“Jim Wilson passed by and left the message. Telegram. What’s more, here is the real news. He is not coming alone, he’s married.” And Smiles—Arthur Holden, at such times when his dignity and his position as foreman of the Double X required it—grinned with the full appreciation of the sensation his words caused.

“Married?” echoed Pete, who seemed to be the only one whose tongue did not seem paralyzed. “To whom?”

“Well, you see, it’s like this.” The first speaker drawled out the words. “I hate to confess it, but Jack neither asked me nor told me the particulars. I shall have to chide him, I fear.”

“I suppose he should have asked your permission,” Pete agreed.

“What I want to know is, would you have given it?” This, from another of the men, Al Graham.

“Yes, Smiles, with your experience, how would you have decided?”

Smiles was notoriously bashful and could never be found when any women folks were about.

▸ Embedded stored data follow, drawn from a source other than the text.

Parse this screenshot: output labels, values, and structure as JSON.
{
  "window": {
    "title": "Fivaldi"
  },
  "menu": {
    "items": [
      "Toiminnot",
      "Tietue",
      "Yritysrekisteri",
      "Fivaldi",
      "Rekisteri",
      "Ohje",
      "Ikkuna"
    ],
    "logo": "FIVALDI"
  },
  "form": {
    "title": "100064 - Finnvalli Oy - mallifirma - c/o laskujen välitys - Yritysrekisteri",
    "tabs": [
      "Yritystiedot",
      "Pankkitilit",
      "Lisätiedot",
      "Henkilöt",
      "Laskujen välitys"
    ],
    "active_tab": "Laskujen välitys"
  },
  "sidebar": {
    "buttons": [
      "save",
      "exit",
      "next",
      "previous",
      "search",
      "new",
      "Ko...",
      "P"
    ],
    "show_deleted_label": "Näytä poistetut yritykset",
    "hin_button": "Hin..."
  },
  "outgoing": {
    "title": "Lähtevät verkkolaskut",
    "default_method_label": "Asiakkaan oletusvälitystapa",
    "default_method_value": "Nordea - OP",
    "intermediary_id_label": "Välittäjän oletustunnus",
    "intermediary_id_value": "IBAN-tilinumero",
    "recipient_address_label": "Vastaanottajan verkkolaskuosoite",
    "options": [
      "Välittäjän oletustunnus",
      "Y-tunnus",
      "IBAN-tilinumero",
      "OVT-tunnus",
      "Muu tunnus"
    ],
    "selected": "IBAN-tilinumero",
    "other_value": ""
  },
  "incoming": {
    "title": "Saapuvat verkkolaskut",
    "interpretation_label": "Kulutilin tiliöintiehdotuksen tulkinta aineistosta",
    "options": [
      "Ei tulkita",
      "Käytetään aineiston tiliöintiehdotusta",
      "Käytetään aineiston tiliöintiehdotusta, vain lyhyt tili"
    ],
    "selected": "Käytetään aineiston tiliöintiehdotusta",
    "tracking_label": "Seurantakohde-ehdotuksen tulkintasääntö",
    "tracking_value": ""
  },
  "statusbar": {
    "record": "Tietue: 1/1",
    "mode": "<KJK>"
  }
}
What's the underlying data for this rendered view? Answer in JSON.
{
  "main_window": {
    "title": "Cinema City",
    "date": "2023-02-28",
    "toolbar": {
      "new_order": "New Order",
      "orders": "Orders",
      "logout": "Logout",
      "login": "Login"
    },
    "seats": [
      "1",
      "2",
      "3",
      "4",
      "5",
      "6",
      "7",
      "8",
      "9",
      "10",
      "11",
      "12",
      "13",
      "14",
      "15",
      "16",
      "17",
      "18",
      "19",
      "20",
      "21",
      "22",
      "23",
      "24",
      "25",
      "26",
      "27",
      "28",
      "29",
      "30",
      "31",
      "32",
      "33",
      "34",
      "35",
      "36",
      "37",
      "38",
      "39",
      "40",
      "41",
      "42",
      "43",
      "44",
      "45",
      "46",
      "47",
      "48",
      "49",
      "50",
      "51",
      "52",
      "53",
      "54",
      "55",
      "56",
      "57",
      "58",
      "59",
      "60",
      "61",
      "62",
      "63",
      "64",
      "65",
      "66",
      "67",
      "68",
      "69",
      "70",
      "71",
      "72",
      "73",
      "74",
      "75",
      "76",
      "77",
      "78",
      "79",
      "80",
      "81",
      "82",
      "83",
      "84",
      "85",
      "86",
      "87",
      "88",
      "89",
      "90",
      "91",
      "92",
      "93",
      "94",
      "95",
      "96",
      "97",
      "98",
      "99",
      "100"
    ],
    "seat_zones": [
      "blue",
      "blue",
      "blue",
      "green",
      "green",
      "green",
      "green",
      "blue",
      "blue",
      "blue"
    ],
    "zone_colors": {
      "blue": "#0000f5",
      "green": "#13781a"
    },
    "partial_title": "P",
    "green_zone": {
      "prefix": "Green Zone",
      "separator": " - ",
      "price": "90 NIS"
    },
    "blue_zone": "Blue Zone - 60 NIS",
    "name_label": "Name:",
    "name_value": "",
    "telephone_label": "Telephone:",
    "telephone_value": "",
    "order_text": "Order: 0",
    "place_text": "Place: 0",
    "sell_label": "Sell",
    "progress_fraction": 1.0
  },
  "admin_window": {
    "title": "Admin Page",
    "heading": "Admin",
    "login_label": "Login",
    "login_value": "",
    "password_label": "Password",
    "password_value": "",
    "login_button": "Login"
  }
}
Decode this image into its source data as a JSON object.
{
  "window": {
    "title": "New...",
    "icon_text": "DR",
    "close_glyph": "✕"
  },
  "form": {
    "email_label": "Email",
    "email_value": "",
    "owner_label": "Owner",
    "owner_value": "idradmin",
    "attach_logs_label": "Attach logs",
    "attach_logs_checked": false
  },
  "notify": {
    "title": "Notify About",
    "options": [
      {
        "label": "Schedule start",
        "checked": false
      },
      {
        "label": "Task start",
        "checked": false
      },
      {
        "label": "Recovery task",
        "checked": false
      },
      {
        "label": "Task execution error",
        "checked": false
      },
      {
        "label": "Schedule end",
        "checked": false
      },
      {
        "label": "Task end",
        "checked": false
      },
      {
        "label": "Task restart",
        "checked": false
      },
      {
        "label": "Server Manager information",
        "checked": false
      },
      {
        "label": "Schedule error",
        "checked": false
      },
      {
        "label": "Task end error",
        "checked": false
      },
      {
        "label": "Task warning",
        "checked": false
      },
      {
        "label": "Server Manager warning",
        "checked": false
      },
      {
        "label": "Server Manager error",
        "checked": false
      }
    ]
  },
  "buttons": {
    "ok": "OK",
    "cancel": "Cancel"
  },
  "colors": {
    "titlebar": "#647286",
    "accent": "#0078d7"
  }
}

“I guess Smiles’ experience in the last twenty years has been seeing the Wells over beyond. If he saw them first he’d vanish, pronto.” The last speaker was older than the rest, quiet appearing, a little sad. They knew him as Pop. He had given his name as Dick Smith, when he first came, many years ago. The ethics of the West is never to ask questions of a man’s past. It judges a man by his present. The speaker continued: “But I tell you fellows, being married is too good for most of us It’s a wonderful thing, if you can make a go of it, if you can support the proposition.”

The talk continued about the surprise and an eager desire to see the couple was expressed by many of the men. There was a general feeling of pleasure, also, at Dean’s coming home. These men were all good friends of John Dean. But, mixed with it all, curiously, was that tone of sadness and regret, as if the subject of the conversation had gone from them. They all seemed to feel that his being married placed them beyond his pale.

“Do you know, some day I expect Jack Dean to get very tired of this neck of the woods and pull up his stakes. He will be one more of the many who drift to the big town and think that that is the life. I wonder how Mrs. Dean—sounds funny, doesn’t it?—” continued Al Graham, “is going to stand it? It’s hard for anyone who doesn’t like it.”